The university researchers’ paper reveals the answer through a phenomenon they discovered – that the key to nanoparticle transport across the intestinal wall lies in breast milk proteins that create an effect they call Human Breast Milk Protein Corona. This “corona” (having nothing to do with the infamous pandemic) forms a protein coating around the nanoparticle, allowing it to pass through the intestinal layers, which depends on the nanoparticle’s charge. The researchers confirmed their findings in both the human intestinal cell line – cultures of animal cells that can be propagated repeatedly and sometimes indefinitely – and samples of pig intestines.
Breast milk is the primary source of nutrition for newborns – and often the only one. It is a complex and dynamic fluid tailored to the infant’s needs, providing enzymes, growth factors, hormones, antibodies, nucleic acids, extracellular vesicles, carbohydrates, lipids (fat molecules), vitamins, minerals, and cells. These components are essential for brain development, immune system function, and microbiome balance in the digestive system.
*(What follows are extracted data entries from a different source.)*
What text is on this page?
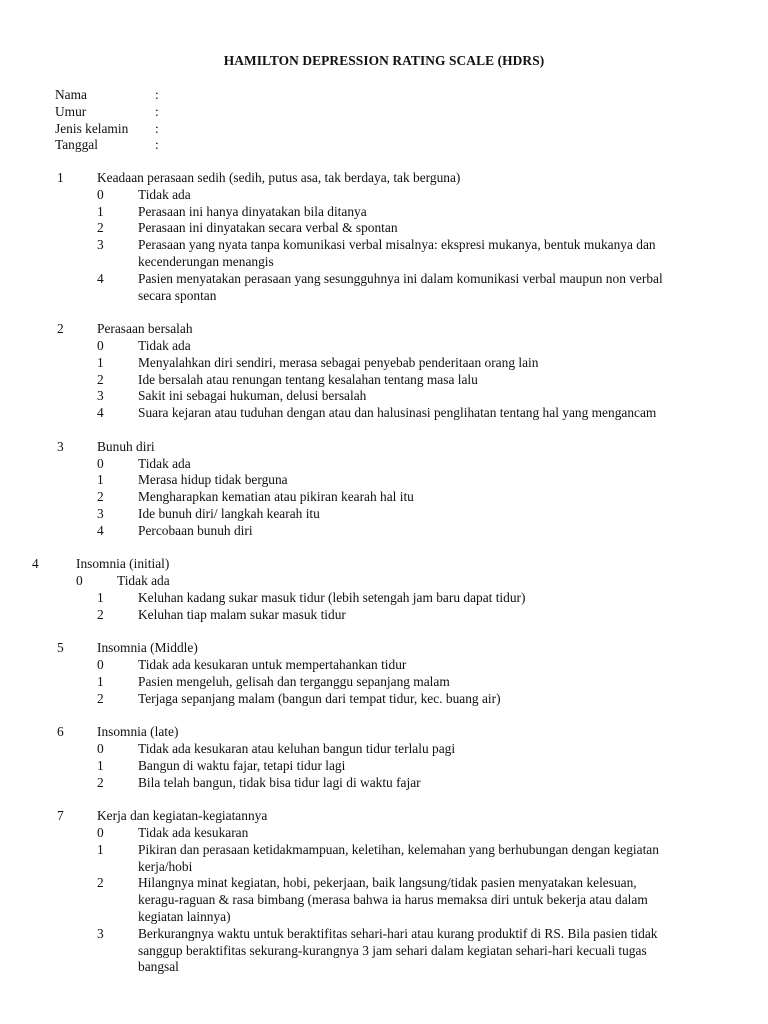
HAMILTON DEPRESSION RATING SCALE (HDRS)
Nama	:
Umur	:
Jenis kelamin	:
Tanggal	:
1	Keadaan perasaan sedih (sedih, putus asa, tak berdaya, tak berguna)
0	Tidak ada
1	Perasaan ini hanya dinyatakan bila ditanya
2	Perasaan ini dinyatakan secara verbal & spontan
3	Perasaan yang nyata tanpa komunikasi verbal misalnya: ekspresi mukanya, bentuk mukanya dan kecenderungan menangis
4	Pasien menyatakan perasaan yang sesungguhnya ini dalam komunikasi verbal maupun non verbal secara spontan
2	Perasaan bersalah
0	Tidak ada
1	Menyalahkan diri sendiri, merasa sebagai penyebab penderitaan orang lain
2	Ide bersalah atau renungan tentang kesalahan tentang masa lalu
3	Sakit ini sebagai hukuman, delusi bersalah
4	Suara kejaran atau tuduhan dengan atau dan halusinasi penglihatan tentang hal yang mengancam
3	Bunuh diri
0	Tidak ada
1	Merasa hidup tidak berguna
2	Mengharapkan kematian atau pikiran kearah hal itu
3	Ide bunuh diri/ langkah kearah itu
4	Percobaan bunuh diri
4	Insomnia (initial)
0	Tidak ada
1	Keluhan kadang sukar masuk tidur (lebih setengah jam baru dapat tidur)
2	Keluhan tiap malam sukar masuk tidur
5	Insomnia (Middle)
0	Tidak ada kesukaran untuk mempertahankan tidur
1	Pasien mengeluh, gelisah dan terganggu sepanjang malam
2	Terjaga sepanjang malam (bangun dari tempat tidur, kec. buang air)
6	Insomnia (late)
0	Tidak ada kesukaran atau keluhan bangun tidur terlalu pagi
1	Bangun di waktu fajar, tetapi tidur lagi
2	Bila telah bangun, tidak bisa tidur lagi di waktu fajar
7	Kerja dan kegiatan-kegiatannya
0	Tidak ada kesukaran
1	Pikiran dan perasaan ketidakmampuan, keletihan, kelemahan yang berhubungan dengan kegiatan kerja/hobi
2	Hilangnya minat kegiatan, hobi, pekerjaan, baik langsung/tidak pasien menyatakan kelesuan, keragu-raguan & rasa bimbang (merasa bahwa ia harus memaksa diri untuk bekerja atau dalam kegiatan lainnya)
3	Berkurangnya waktu untuk beraktifitas sehari-hari atau kurang produktif di RS. Bila pasien tidak sanggup beraktifitas sekurang-kurangnya 3 jam sehari dalam kegiatan sehari-hari kecuali tugas bangsal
Unlike formula, breast milk is not uniform; its composition varies significantly and is influenced by multiple maternal factors. In recent years, awareness of breast milk’s medical benefits has surged, and it is now recognized as a natural remedy for various conditions, particularly intestinal diseases.
THE AUTHORS wrote that it is a “complex and dynamic biofluid intricately tailored to meet the evolving needs of infants, providing a diverse array of essential nutrients, antibodies, growth factors, and bioactive compounds crucial for growth, immune system development, cognitive function, and microbial balance within the infant’s gastrointestinal tract.
“In contrast to standardized infant formulas derived from bovine milk, human breast milk presents considerable variation in composition, influenced by factors such as maternal diet and age, lactation stage, and health – and this variability underscores the adaptability of human breast milk, ensuring optimal nutrition tailored to the specific requirements of each infant,” they wrote.
The research was a collaboration of Zinger and Prof. Maya Davidovich-Pinhas from the Faculty of Biotechnology and Food Engineering, together with four students. Notably, one of the co-authors, Topaz Pery, joined the study as an undergraduate student in Zinger’s lab. The research was supported by the Israel Science Foundation, the Israel Cancer Research Fund, the Technion’s Russell Berrie Nanotechnology Institute, the Alon Fellowship, the Noam Seiden Fellowship for Nanotechnology and Optoelectronics, and a European Research Council “milkosome” grant.